Speaking of no side effects, Ash Hashimi, founder of Dense Hair Experts, tells us: “Having just won the ‘Best Brand in Wellbeing Space in Europe’ DENSE is set to transform the face of haircare, with our multifunctional range, which works to grow hair and prevent hair loss, formulated by industry experts without a single nasty side effect or harsh ingredient.”

Arian Kamali, Managing Director and CEO of LAMURE Clinic tells us that many clients will have tried multiple products before finding the right solution for them; something he has experienced himself, until he began using the Exo-Grow Collection from Dermapen. “I’ve been using Exo-Grow myself since early January and started posting my results on social media -now everyone’s asking me what I’ve been using. The shampoo is easy to use, has a lovely smell and leaves a great texture.” Arian also explains that offering the shampoo as a free add-on is a chance for clients to get to grips with it and see that it’s a normal shampoo with “so much science under the surface”.

Meanwhile, Kieran recommends scalp stimulation as a great option for managing hair loss, explaining:

“Regular scalp massages with a nourishing oil, like our En-Root Scalp Oil, help increase blood flow and support hair growth.” This works by exfoliating dead skin, soothing irritation and energising hair follicles, thanks to ingredients

such as rosemary leaf extract and peppermint oil. Plus, scalp massages can be performed by anyone in the team, proving a simple way to enhance your appointments.

Errol praises the results generated by GLOWWA HAIR FOOD – a supplement which contains Biotin, B12, and Zinc, which work together to promote natural growth. “It’s not about quick fixes, it’s about making sure your hair’s got what it needs long-term,” he says.

Supporting clients with hair loss goes beyond the barbershop; there’s also a wide range of targeted aftercare products. For example, Mark recommends Nioxin’s Anti-Hair Loss Serum: “It contains Sandalore, which follicles love the smell of.
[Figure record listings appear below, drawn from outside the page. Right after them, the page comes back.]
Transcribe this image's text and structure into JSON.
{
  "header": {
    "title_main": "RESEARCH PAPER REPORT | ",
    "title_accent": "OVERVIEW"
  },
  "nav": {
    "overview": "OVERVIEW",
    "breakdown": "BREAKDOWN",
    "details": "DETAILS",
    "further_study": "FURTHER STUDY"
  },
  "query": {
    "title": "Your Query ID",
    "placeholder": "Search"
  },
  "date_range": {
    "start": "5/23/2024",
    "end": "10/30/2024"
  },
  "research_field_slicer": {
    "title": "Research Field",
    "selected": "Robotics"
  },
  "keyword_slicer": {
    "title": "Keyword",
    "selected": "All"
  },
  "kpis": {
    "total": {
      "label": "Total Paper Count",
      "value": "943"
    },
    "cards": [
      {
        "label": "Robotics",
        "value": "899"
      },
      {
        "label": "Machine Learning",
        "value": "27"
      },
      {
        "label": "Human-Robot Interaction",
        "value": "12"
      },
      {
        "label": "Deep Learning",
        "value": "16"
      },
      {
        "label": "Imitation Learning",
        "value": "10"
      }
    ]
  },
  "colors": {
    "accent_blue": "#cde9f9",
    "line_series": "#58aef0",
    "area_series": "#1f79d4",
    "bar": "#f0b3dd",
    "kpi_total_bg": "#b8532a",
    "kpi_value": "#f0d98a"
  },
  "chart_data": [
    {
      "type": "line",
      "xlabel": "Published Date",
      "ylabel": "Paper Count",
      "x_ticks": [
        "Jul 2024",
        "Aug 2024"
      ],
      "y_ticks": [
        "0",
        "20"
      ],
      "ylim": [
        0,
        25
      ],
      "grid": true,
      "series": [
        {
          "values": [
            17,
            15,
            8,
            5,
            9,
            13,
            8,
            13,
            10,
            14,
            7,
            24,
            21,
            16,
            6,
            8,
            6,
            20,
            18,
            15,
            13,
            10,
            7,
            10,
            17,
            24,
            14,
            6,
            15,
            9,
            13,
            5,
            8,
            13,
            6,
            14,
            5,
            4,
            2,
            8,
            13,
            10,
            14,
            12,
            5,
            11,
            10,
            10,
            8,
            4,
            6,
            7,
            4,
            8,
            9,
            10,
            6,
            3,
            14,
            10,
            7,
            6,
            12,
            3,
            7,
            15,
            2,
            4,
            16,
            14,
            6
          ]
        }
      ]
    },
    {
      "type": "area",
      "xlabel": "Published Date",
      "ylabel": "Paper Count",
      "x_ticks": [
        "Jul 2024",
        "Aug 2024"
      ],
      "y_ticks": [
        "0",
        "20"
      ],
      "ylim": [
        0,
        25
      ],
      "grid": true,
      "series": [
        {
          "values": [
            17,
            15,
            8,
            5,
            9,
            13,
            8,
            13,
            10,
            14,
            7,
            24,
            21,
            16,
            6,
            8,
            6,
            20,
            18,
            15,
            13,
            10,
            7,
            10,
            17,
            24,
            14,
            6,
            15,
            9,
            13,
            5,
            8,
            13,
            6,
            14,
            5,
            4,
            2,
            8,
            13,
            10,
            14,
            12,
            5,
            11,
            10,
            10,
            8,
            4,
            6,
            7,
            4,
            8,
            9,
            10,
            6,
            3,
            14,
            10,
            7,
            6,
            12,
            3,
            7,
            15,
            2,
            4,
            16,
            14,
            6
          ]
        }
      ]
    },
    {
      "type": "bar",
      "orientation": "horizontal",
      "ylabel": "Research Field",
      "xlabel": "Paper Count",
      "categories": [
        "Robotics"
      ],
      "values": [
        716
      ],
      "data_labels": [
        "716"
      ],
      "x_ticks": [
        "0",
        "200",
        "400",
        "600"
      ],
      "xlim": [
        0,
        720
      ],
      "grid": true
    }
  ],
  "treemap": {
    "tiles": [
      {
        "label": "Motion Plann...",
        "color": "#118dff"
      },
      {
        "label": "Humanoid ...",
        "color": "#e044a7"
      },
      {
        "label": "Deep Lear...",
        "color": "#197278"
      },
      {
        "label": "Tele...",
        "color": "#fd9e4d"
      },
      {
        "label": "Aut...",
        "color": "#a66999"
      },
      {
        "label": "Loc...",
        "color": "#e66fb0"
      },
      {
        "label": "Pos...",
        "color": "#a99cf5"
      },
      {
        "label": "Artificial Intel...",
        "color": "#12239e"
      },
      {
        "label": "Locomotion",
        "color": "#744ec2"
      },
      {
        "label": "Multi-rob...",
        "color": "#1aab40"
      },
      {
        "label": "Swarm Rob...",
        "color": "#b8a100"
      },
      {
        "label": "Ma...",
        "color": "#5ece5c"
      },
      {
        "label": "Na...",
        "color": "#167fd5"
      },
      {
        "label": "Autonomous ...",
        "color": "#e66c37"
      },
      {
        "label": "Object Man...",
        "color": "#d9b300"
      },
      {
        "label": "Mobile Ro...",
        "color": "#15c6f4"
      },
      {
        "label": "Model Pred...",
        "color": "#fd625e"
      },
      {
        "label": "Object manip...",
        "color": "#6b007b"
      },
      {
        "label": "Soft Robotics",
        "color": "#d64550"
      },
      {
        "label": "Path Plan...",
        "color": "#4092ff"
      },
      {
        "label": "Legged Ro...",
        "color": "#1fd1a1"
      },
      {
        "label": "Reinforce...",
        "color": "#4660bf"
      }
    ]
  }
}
Sandalore sends follicles into a frenzy, helping to stimulate hair growth.”

Depending on your client’s mindset, hair replacement systems provide another alternative. “This is a great option for irreversible hair loss without surgery – plus, the full service can be completed in just 2 hours,” notes Rob. “We deliver training for those who want to provide this service to their clients and be part of our growing network of salons and barbershops.”

While there’s no one-size-fits-all approach to managing hair loss, there are plenty of options; by signposting your clients to the best places to find help, staying up to date and offering a range of services, you can provide real, meaningful support to your clients.

CALECIM, DENSE, GLOWWA, NIOXIN, CENTRED.

MYTH BUSTING

There are plenty of myths surrounding hair loss, which is why it's important to clear up some of the common misconceptions:

1. Hereditary Hair Loss

Mike says: “A common myth is that you follow your maternal grandfather with male hair loss, but genes from both parents can contribute.” Dr Sharon Wong expands on this: “Whilst one of the main balding genes does lie on the X chromosome and is therefore passed onto men via their mothers, there are over 200 genetic factors that contribute to the overall risk for balding and these come from both sides of the family.”

2. Wearing Hats

Kieran says: “I’ve heard clients discussing that wearing hats too often causes baldness. This is a myth; genetics, hormones and scalp health are the causes. However, a tight hat that causes friction or pulls on hair over time could contribute to breakage – but it won't make you go bald.”

3. Washing too often

Mark says: “The myth about not washing your hair too often as you will wash all of the natural oils out of your hair is absolute rubbish. Modern shampoos contain humectants that take moisture out of the air and put it into your hair, so frequent washing is not a problem.”